As part of the OCLC library cooperative, WMS libraries work together through the WorldShare environment. Librarians are able to connect with one another, exchange best practices, share experience and expertise, and contribute ideas in a web-based OCLC Community Center, which is available 24/7. Librarians can also connect via in-person and virtual WMS Community Meetings.
"OCLC and member libraries worked together to build WorldShare Management Services, a cooperative effort to create the next-generation library services platform," said Skip Prichard, OCLC President and CEO. "It's not that often that we can affect real change in library automation systems, but WMS was the catalyst for real change. The unprecedented growth and adoption of WMS is due to the hard work and collaborative engagement of OCLC's dedicated membership."
"WMS is truly a library system for the 21st century," said Lynne Jacobsen, Associate University Librarian for Information Resources, Collections and Scholarly Communication at Pepperdine University, which was among the earliest adopters of WMS. "WMS has enabled us to efficiently acquire, manage and provide access to electronic resources which now outnumber our print resources. We're able to effectively manage licenses that affect interlibrary loan.
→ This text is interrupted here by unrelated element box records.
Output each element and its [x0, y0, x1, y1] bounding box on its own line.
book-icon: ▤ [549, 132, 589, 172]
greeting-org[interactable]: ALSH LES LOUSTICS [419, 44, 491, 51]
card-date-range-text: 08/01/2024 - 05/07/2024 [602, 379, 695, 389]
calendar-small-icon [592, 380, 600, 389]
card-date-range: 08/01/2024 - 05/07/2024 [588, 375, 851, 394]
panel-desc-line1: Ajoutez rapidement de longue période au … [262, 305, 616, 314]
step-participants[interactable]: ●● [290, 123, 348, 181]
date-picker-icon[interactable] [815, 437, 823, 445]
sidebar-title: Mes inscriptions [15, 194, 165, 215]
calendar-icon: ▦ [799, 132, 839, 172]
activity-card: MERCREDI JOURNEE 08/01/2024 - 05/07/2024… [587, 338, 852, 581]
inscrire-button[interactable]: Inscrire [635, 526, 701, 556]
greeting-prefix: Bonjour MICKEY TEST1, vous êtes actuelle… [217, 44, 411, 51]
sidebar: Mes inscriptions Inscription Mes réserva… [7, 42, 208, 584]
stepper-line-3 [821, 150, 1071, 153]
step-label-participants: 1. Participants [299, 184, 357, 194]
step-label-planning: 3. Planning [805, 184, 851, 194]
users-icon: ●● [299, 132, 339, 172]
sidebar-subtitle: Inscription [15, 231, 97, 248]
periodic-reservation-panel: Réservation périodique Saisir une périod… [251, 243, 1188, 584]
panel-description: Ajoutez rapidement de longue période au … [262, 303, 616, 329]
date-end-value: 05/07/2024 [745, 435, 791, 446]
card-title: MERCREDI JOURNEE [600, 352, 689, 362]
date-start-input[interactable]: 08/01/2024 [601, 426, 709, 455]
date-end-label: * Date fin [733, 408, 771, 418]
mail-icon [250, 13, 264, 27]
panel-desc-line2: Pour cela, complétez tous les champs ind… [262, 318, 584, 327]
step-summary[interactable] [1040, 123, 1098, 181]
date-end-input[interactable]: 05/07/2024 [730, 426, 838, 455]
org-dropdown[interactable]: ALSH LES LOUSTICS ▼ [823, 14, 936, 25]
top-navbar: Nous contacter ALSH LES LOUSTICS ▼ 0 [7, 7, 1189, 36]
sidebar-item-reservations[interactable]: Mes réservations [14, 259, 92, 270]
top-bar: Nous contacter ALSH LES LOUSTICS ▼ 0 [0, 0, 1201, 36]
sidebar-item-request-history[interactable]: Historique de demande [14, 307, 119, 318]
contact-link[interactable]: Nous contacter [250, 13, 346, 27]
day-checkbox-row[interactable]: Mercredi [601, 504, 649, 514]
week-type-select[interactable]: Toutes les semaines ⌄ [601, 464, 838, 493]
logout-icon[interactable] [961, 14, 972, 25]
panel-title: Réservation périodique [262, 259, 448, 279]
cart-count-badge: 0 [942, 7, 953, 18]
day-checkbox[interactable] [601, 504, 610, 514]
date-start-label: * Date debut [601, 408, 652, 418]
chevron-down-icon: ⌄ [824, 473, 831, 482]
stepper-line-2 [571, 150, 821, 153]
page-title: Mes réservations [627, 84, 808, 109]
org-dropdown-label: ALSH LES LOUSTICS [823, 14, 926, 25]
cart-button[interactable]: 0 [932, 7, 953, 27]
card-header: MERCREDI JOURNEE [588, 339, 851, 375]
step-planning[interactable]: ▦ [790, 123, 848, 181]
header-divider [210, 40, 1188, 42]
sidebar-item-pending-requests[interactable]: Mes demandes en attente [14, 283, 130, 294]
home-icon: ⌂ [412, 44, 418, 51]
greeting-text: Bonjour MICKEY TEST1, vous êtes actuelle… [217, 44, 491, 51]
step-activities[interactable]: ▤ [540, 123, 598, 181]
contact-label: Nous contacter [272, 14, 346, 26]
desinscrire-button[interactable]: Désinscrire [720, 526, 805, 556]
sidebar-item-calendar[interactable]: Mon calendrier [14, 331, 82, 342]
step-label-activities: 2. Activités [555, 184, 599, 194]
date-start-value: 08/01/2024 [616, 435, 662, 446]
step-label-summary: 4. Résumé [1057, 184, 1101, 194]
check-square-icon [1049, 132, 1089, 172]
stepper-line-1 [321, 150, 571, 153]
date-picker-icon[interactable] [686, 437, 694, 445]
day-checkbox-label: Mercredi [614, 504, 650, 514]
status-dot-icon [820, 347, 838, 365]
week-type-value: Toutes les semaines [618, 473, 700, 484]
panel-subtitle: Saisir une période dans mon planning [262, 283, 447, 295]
We're able to conduct sophisticated collection analysis, compare with peer institutions, and compile statistics for comprehensive library assessment."
"We've thoroughly enjoyed our participation in the development of WMS," said Jacobsen.
In the United States and Canada, more than 80 libraries of all types have joined the WMS community in the last year, including 4-year colleges such as Babson College, community colleges such as Weatherford College, and specialized academic institutions such as the Medical University of South Carolina.
Also in the United States, groups such as the West Virginia University Libraries, Potomac State College, WVU Institute of Technology, West Virginia Northern Community College and West Liberty University have joined the WMS community.
In Europe, the Middle East and Africa, noteworthy additions to the WMS community include several firsts: the Münster University of Applied Science was the first academic institution in Germany to join the WMS community; the College of Europe was the first institution in Belgium, the University of KwaZulu-Natal was the first in South Africa, and the American University of Sharjah in United Arab Emirates was the first in the Middle East.
In Australia and New Zealand, this past year Scion became the first institution in New Zealand to join the WMS community. Most recently, The Northern Territory Library, a major reference and research institution in Australia, selected WMS for more than 50 libraries in the region.
Libraries worldwide are using WMS to share bibliographic records, publisher and knowledge base data, vendor records, serials patterns and more. With WorldCat at its foundation, WMS enables libraries to draw on the collaborative data and work of libraries worldwide for more efficient workflows. WMS also provides libraries with the unique opportunity to share innovation, applications, infrastructure, vision and success in serving their users.
More about WorldShare Management Services is on the OCLC website.
OCLC is a nonprofit global library cooperative providing shared technology services, original research and community programs so that libraries can better fuel learning, research and innovation. Through OCLC, member libraries cooperatively produce and maintain WorldCat, the most comprehensive global network of data about library collections and services. Libraries gain efficiencies through OCLC's WorldShare, a complete set of library management applications and services built on an open, cloud-based platform. It is through collaboration and sharing of the world's collected knowledge that libraries can help people find answers they need to solve problems. Together as OCLC, member libraries, staff and partners make breakthroughs possible.